Pour quelle raison je n’ajoute pas d’autres choix sexuels que l’homosexuel et l’hétérosexuel ? Parce qu’il s’agit de dérivatifs de l’homosexualité ou de tentatives de réponse du Moi au désir de l’Autre.
Maintenant, je propose le tableau ci-dessous :
Choix sexuel | Moi | L’Être |
Homosexuel | NévroséPsychotiquePervers | Structure NÉVROSEStructure PSYCHOSEStructure PERVERSION |
Hétérosexuel | NévroséPsychotiquePervers | Structure NÉVROSEStructure PSYCHOSEStructure PERVERSION |
C’est la discrimination sociétale qui nomme le SIDA « cancer gay », toujours elle qui aujourd’hui nomme la variole du singe comme « maladie des homosexuels ». Or, comme tous les homosexuels ne sont pas contaminés, je pense que les contaminés sont des homosexuels ayant un Moi psychotique ou pervers et de structure psychotique ou perverse.

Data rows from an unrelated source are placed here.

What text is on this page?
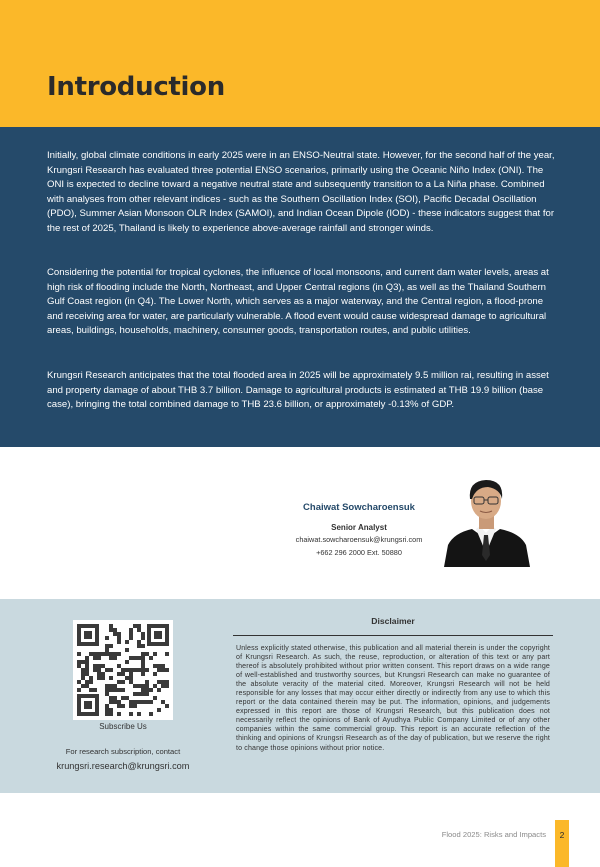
Introduction

Initially, global climate conditions in early 2025 were in an ENSO-Neutral state. However, for the second half of the year, Krungsri Research has evaluated three potential ENSO scenarios, primarily using the Oceanic Niño Index (ONI). The ONI is expected to decline toward a negative neutral state and subsequently transition to a La Niña phase. Combined with analyses from other relevant indices - such as the Southern Oscillation Index (SOI), Pacific Decadal Oscillation (PDO), Summer Asian Monsoon OLR Index (SAMOI), and Indian Ocean Dipole (IOD) - these indicators suggest that for the rest of 2025, Thailand is likely to experience above-average rainfall and stronger winds.

Considering the potential for tropical cyclones, the influence of local monsoons, and current dam water levels, areas at high risk of flooding include the North, Northeast, and Upper Central regions (in Q3), as well as the Thailand Southern Gulf Coast region (in Q4). The Lower North, which serves as a major waterway, and the Central region, a flood-prone and receiving area for water, are particularly vulnerable. A flood event would cause widespread damage to agricultural areas, buildings, households, machinery, consumer goods, transportation routes, and public utilities.

Krungsri Research anticipates that the total flooded area in 2025 will be approximately 9.5 million rai, resulting in asset and property damage of about THB 3.7 billion. Damage to agricultural products is estimated at THB 19.9 billion (base case), bringing the total combined damage to THB 23.6 billion, or approximately -0.13% of GDP.

Chaiwat Sowcharoensuk
Senior Analyst
chaiwat.sowcharoensuk@krungsri.com
+662 296 2000 Ext. 50880
Subscribe Us
For research subscription, contact
krungsri.research@krungsri.com
Disclaimer

Unless explicitly stated otherwise, this publication and all material therein is under the copyright of Krungsri Research. As such, the reuse, reproduction, or alteration of this text or any part thereof is absolutely prohibited without prior written consent. This report draws on a wide range of well-established and trustworthy sources, but Krungsri Research can make no guarantee of the absolute veracity of the material cited. Moreover, Krungsri Research will not be held responsible for any losses that may occur either directly or indirectly from any use to which this report or the data contained therein may be put. The information, opinions, and judgements expressed in this report are those of Krungsri Research, but this publication does not necessarily reflect the opinions of Bank of Ayudhya Public Company Limited or of any other companies within the same commercial group. This report is an accurate reflection of the thinking and opinions of Krungsri Research as of the day of publication, but we reserve the right to change those opinions without prior notice.

Flood 2025: Risks and Impacts	2
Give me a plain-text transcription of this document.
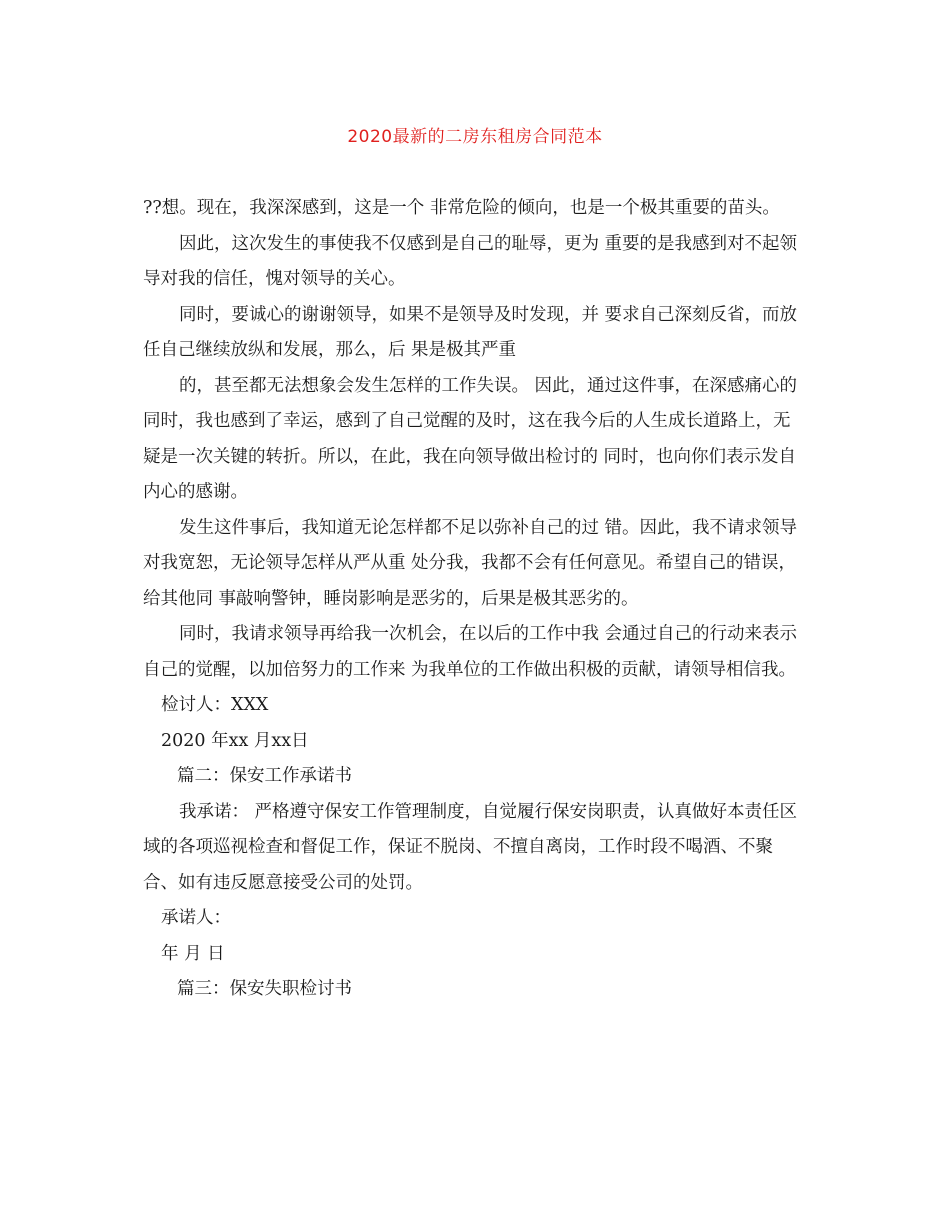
2020最新的二房东租房合同范本

??想。现在，我深深感到，这是一个 非常危险的倾向，也是一个极其重要的苗头。

因此，这次发生的事使我不仅感到是自己的耻辱，更为 重要的是我感到对不起领导对我的信任，愧对领导的关心。

同时，要诚心的谢谢领导，如果不是领导及时发现，并 要求自己深刻反省，而放任自己继续放纵和发展，那么，后 果是极其严重

的，甚至都无法想象会发生怎样的工作失误。 因此，通过这件事，在深感痛心的同时，我也感到了幸运，感到了自己觉醒的及时，这在我今后的人生成长道路上，无 疑是一次关键的转折。所以，在此，我在向领导做出检讨的 同时，也向你们表示发自内心的感谢。

发生这件事后，我知道无论怎样都不足以弥补自己的过 错。因此，我不请求领导对我宽恕，无论领导怎样从严从重 处分我，我都不会有任何意见。希望自己的错误，给其他同 事敲响警钟，睡岗影响是恶劣的，后果是极其恶劣的。

同时，我请求领导再给我一次机会，在以后的工作中我 会通过自己的行动来表示自己的觉醒，以加倍努力的工作来 为我单位的工作做出积极的贡献，请领导相信我。

检讨人：XXX

2020 年xx 月xx日

篇二：保安工作承诺书

我承诺： 严格遵守保安工作管理制度，自觉履行保安岗职责，认真做好本责任区域的各项巡视检查和督促工作，保证不脱岗、不擅自离岗，工作时段不喝酒、不聚合、如有违反愿意接受公司的处罚。

承诺人：

年 月 日

篇三：保安失职检讨书
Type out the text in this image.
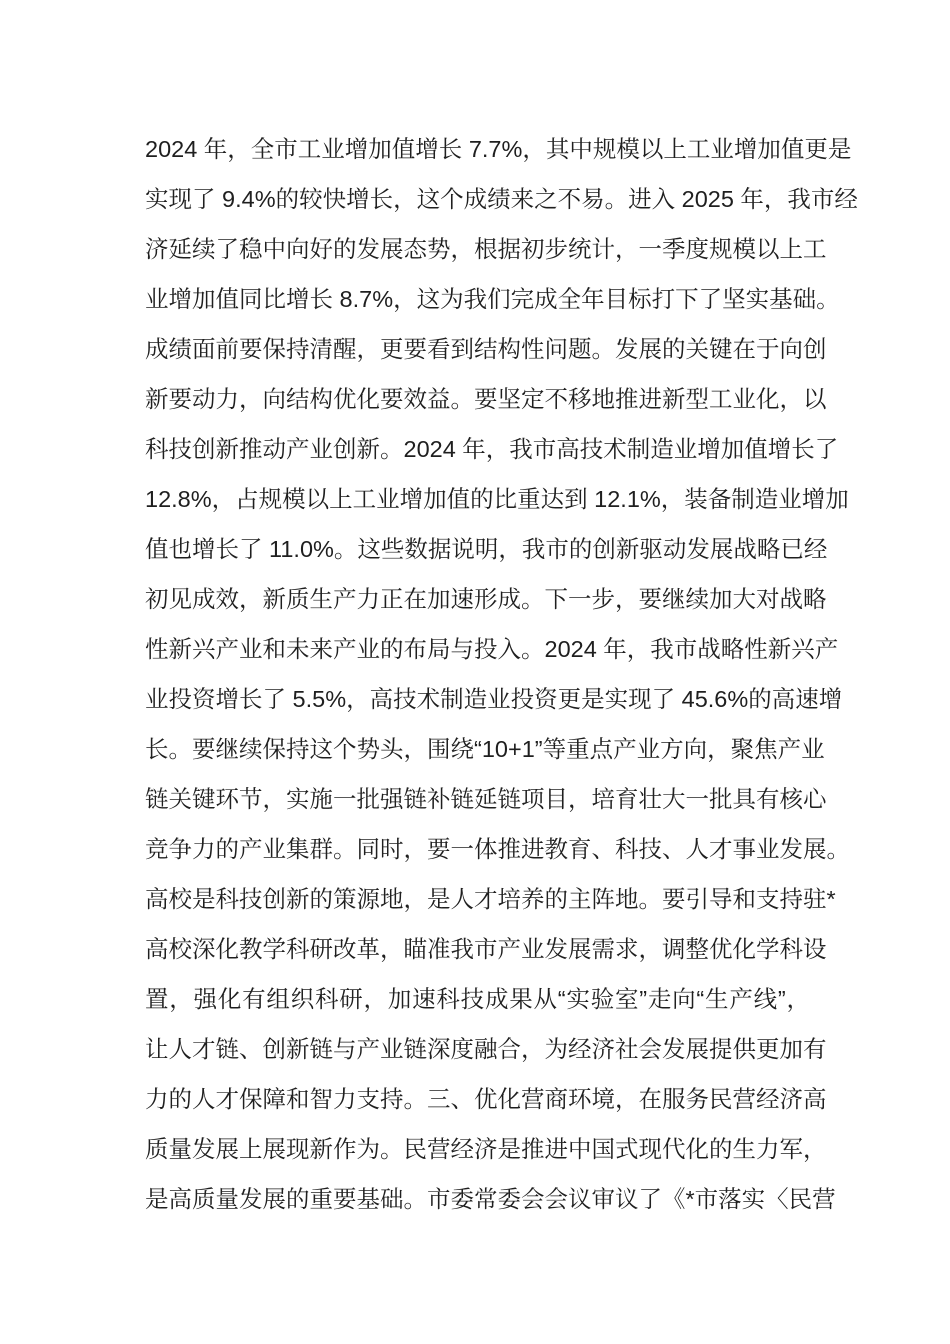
2024 年，全市工业增加值增长 7.7%，其中规模以上工业增加值更是
实现了 9.4%的较快增长，这个成绩来之不易。进入 2025 年，我市经
济延续了稳中向好的发展态势，根据初步统计，一季度规模以上工
业增加值同比增长 8.7%，这为我们完成全年目标打下了坚实基础。
成绩面前要保持清醒，更要看到结构性问题。发展的关键在于向创
新要动力，向结构优化要效益。要坚定不移地推进新型工业化，以
科技创新推动产业创新。2024 年，我市高技术制造业增加值增长了
12.8%，占规模以上工业增加值的比重达到 12.1%，装备制造业增加
值也增长了 11.0%。这些数据说明，我市的创新驱动发展战略已经
初见成效，新质生产力正在加速形成。下一步，要继续加大对战略
性新兴产业和未来产业的布局与投入。2024 年，我市战略性新兴产
业投资增长了 5.5%，高技术制造业投资更是实现了 45.6%的高速增
长。要继续保持这个势头，围绕“10+1”等重点产业方向，聚焦产业
链关键环节，实施一批强链补链延链项目，培育壮大一批具有核心
竞争力的产业集群。同时，要一体推进教育、科技、人才事业发展。
高校是科技创新的策源地，是人才培养的主阵地。要引导和支持驻*
高校深化教学科研改革，瞄准我市产业发展需求，调整优化学科设
置，强化有组织科研，加速科技成果从“实验室”走向“生产线”，
让人才链、创新链与产业链深度融合，为经济社会发展提供更加有
力的人才保障和智力支持。三、优化营商环境，在服务民营经济高
质量发展上展现新作为。民营经济是推进中国式现代化的生力军，
是高质量发展的重要基础。市委常委会会议审议了《*市落实〈民营
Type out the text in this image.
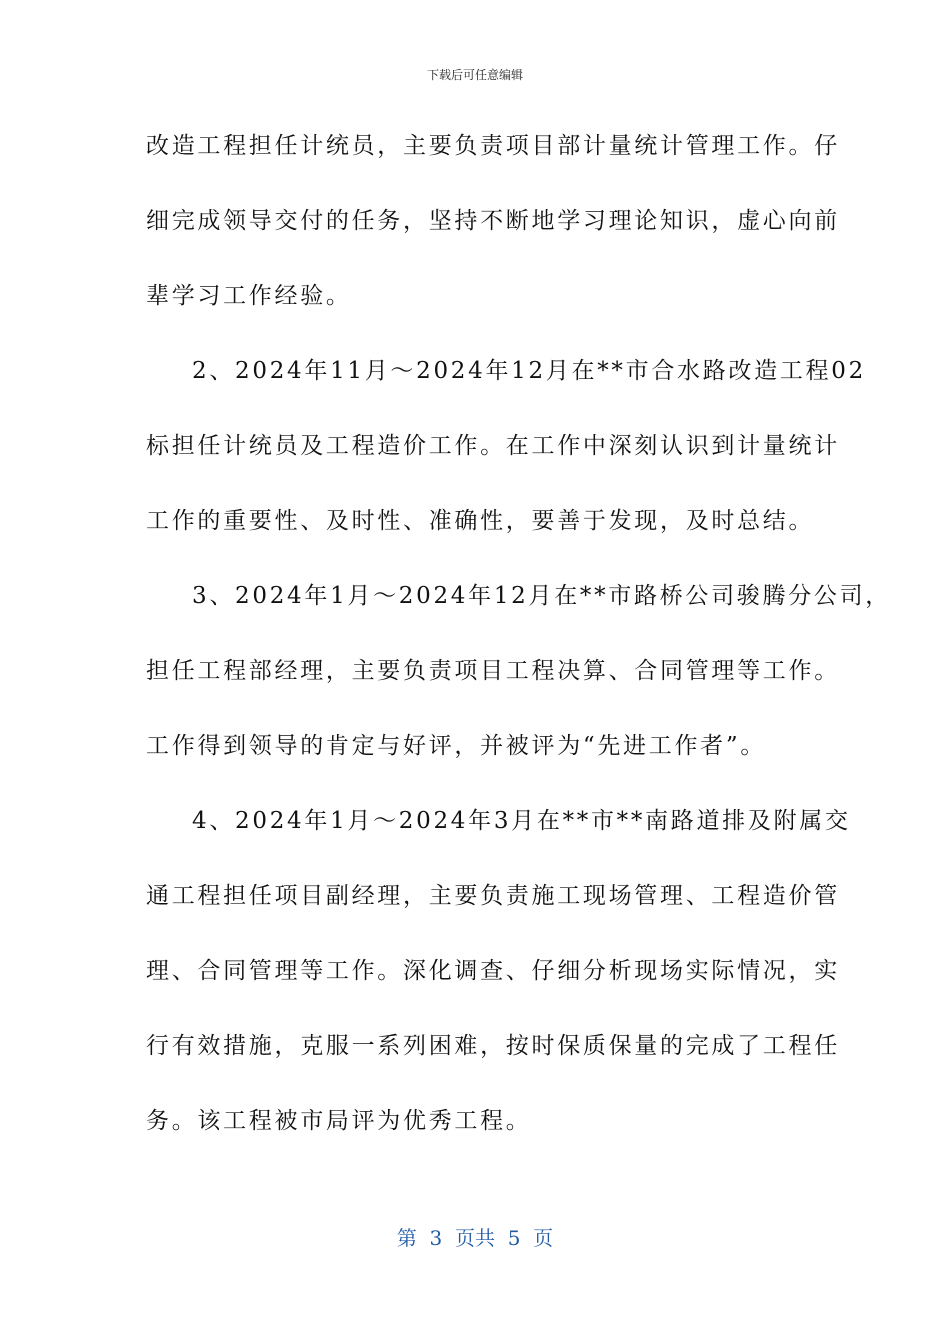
下载后可任意编辑
改造工程担任计统员，主要负责项目部计量统计管理工作。仔
细完成领导交付的任务，坚持不断地学习理论知识，虚心向前
辈学习工作经验。
2、2024年11月～2024年12月在**市合水路改造工程02
标担任计统员及工程造价工作。在工作中深刻认识到计量统计
工作的重要性、及时性、准确性，要善于发现，及时总结。
3、2024年1月～2024年12月在**市路桥公司骏腾分公司，
担任工程部经理，主要负责项目工程决算、合同管理等工作。
工作得到领导的肯定与好评，并被评为“先进工作者”。
4、2024年1月～2024年3月在**市**南路道排及附属交
通工程担任项目副经理，主要负责施工现场管理、工程造价管
理、合同管理等工作。深化调查、仔细分析现场实际情况，实
行有效措施，克服一系列困难，按时保质保量的完成了工程任
务。该工程被市局评为优秀工程。
第  3  页共  5  页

Le lecteur a remarqué l’exclusion du Moi du névrosé de mon schéma. La raison en est que le Moi du névrosé n’a pas la compétence pour jouir de la transgression à l’instar du Moi du pervers. Le Moi du névrosé jouit de l’interdit, mentalement, par la voie du fantasme, « dans sa tête », comme il est dit familièrement.
Le Moi du névrosé ne peut avoir comme structure que la névrose. Les semblants de délires ou d’hallucinations sont, en fait, des projections fantasmatiques et des comportements déviants du Moi.
Le Moi homosexuel dans la névrose est inhibé. Le choix peut être effectivement ancré, mais la structure n’est ni la perversion ni la psychose.
Dans le cas du Moi psychotique, nous avons d’abord la constitution psychotique du Moi, ensuite le choix sexuel, ancré dans une relation indéniable avec l’Autre maternel. La structure est la psychose avec un comportement apparent de névrosé, telle la timidité. Le Moi peut se comporter de manière perverse, comme dans le cas des comportements masochistes.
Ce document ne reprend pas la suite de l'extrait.